SURABAYA, CAKRAWARTA.com – Pujangga “Celurit Emas” D. Zawawi Imron menegaskan, Pertempuran 10 November 1945 tak bisa dilepaskan dari Resolusi Jihad 22 Oktober 1945. Menurutnya, peristiwa heroik di Surabaya itu hanya bisa dimengerti sepenuhnya bila dipandang sebagai buah dari getaran spiritual yang digelorakan para ulama pesantren.
“Saya yakin semangat dalam pertempuran 10 November itu didorong oleh fatwa ulama se-Jawa dan Madura yang menyatakan wajib melawan penjajah, dan syahid bila gugur dalam pertempuran,” ujar Zawawi dalam pengantar puisinya pada “Mujahadah Pejuang” di Gedung HBNO (Hofd Bestuur Nahdlatul Oelama), Surabaya, Minggu (9/11/2025) malam.
Acara itu digelar dalam rangka memperingati Hari Pahlawan, dihadiri oleh Rais Aam PBNU KH Miftachul Akhyar, Rais Syuriah PBNU Prof.
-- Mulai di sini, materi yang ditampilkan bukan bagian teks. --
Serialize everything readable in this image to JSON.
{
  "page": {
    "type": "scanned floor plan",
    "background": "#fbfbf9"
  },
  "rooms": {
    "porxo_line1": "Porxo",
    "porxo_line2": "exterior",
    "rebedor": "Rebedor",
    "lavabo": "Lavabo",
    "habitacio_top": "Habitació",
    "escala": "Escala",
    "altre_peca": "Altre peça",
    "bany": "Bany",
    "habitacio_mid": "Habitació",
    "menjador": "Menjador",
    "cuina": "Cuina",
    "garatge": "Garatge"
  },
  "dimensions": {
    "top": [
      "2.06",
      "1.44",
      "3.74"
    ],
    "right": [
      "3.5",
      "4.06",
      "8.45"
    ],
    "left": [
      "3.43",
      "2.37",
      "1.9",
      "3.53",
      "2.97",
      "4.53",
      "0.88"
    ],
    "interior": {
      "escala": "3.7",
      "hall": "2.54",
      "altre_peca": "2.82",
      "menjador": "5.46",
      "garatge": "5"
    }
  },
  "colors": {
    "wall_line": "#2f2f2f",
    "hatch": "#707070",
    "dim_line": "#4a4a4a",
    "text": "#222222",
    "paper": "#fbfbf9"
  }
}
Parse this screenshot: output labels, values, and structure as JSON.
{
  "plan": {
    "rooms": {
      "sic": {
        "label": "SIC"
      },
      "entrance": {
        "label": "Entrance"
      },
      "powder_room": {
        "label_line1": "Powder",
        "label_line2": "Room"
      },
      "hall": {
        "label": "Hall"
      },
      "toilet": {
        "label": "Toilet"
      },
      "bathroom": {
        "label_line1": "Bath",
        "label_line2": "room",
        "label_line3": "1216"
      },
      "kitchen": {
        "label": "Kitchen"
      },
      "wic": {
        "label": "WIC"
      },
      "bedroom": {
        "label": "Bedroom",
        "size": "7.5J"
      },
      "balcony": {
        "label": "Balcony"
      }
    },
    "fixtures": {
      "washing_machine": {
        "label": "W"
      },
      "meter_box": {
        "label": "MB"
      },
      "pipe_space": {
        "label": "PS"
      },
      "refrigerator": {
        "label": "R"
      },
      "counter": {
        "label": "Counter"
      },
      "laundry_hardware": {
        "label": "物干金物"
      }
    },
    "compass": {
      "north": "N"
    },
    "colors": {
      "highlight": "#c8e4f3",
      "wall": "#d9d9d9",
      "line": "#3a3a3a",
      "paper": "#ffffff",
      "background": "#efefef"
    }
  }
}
Dr. Mohammad Nuh, DEA, Kapolda Jatim Irjen Pol Nanang Avianto, serta ribuan pengurus NU dari berbagai tingkatan.
Mujahadah dibuka dengan khatmil Qur’an, istighotsah, dan doa untuk para pejuang NU yang gugur mempertahankan kemerdekaan. Dalam suasana khusyuk itu, Zawawi membacakan puisi dengan nada bergetar — antara sejarah dan doa, antara patriotisme dan spiritualitas.
“Proklamasi memang membebaskan bangsa, tapi Resolusi Jihad yang menghidupkan jiwanya,” ucapnya lantang.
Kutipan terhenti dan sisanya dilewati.